C’est bien mon nom et c’est bien mon âge.

L’infirmière a oublié une pochette. Comme je ne suis pas curieux, je ne regarde pas ce qu’il y a à l’intérieur. L’infirmière la reprendra demain quand elle viendra pour sa visite quotidienne.

Des photos passées et des coupures de journaux retraçant les exploits footballistiques de l’équipe de France sont épinglées sur le papier peint jauni du mur de la cuisine. Les bords sont cornés et de la poussière s’est installée sur le papier journal depuis longtemps décoloré. La Une d’un très vieux numéro du journal L’Équipe montre un footballeur levant les bras au ciel et juste en dessous la mention: “Jipé envoie la France au 7e ciel”.

Des larmes muettes ruissellent sur mes joues. Le visage de ma femme disparue il y a quelques années refait surface devant moi et disparait immédiatement. Elle me manque tellement! Je vis seul depuis qu’elle est partie. Le vieux chat Zouzou est mort il y a quelques mois. Le chien Grisou, quant à lui, installé sur le canapé défraichi, ne sait même plus que j’existe.

“Voilà l’arrivée du printemps, Monsieur Jipé!”

La voix gaie de l’infirmière réinvestit mes oreilles et ses paroles reprennent possession de mon ouïe. Elle était heureuse en me disant ces mots. Je me suis demandé qui était ce monsieur Jipé. Eh bien, allons vérifier si le printemps est vraiment là. Ma canne en bois se repose contre le buffet en formica jaune. Je la secoue. Le bois est délavé à l’endroit où ma main se cale. J’ouvre la porte paisiblement; cela fait très longtemps que je n’ai pas mis le nez dehors. La fraicheur m’emmitoufle comme une cape. Je grelotte au contact du froid sec.

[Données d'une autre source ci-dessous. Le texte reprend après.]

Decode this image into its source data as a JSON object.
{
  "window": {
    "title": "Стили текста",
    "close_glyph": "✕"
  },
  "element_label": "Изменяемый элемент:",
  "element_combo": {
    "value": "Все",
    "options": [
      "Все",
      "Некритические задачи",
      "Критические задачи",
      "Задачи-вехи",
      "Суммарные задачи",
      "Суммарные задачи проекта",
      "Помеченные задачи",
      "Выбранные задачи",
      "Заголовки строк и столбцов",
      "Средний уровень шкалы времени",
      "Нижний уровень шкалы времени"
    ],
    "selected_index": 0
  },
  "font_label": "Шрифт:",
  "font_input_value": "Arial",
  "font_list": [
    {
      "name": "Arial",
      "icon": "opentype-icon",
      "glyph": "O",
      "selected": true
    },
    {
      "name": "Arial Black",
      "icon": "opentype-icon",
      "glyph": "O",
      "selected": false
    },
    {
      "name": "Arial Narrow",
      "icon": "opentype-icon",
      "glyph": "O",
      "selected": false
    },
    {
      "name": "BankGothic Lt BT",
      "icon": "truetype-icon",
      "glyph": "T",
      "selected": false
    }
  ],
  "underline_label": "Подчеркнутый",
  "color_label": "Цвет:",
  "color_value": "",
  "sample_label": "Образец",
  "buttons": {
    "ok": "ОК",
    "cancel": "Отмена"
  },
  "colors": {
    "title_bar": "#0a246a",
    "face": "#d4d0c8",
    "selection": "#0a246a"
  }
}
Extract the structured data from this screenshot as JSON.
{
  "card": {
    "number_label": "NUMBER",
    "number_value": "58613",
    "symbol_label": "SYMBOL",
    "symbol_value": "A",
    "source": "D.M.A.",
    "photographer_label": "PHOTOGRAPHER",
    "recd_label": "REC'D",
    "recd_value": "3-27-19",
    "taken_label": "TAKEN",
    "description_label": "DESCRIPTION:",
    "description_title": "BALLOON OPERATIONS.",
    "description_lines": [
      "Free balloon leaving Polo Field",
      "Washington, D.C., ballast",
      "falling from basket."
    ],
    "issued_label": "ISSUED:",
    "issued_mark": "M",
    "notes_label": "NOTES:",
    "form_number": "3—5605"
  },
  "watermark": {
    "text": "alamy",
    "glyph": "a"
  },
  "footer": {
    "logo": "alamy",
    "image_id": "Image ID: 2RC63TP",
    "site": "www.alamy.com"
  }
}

D’un pas vacillant et m’arc-boutant sur ma canne comme sur un ami, je fais quelques pas dans l’herbe mouillée par la rosée du matin. Le chemin est accidenté. Je concentre mon regard sur mes pieds. Mon bras tremble. Allez, courage, monsieur Jipé.

Les arbres sont encore nus. L’hiver est toujours là malgré la date. Pourtant, quelques fleurs ont pointé le bout de leur nez, intimidées et ténues. Cela fait si longtemps que je ne marche plus. Je n’arrive plus à reconnaître le lieu. Tout est si calme ici, si tranquille. Seuls quelques chants d’oiseaux transpercent le silence de la campagne. L’herbe est haute parce qu’elle a bien poussé. Elle s’infiltre dans mon pantalon et ça me chatouille.

Je me suis égaré même si la belle saison m’a invité à découvrir ses richesses. Un cabanon est posé là sur la minuscule butte et sa porte est ouverte. Je toque pour savoir si quelqu’un est à l’intérieur. Il pourrait m’aider à retrouver mon chemin. Personne. Je pousse le vantail des deux mains pour pouvoir y passer. La porte craque, la porte gémit, la porte ronchonne, mais j’arrive, finalement, à me retrouver à l’intérieur de l’appentis. Il n’y a véritablement personne dans ce fouillis où le soleil pénètre par les vitres crasseuses, mais qui laissent passer le flamboiement dans toute la cabane.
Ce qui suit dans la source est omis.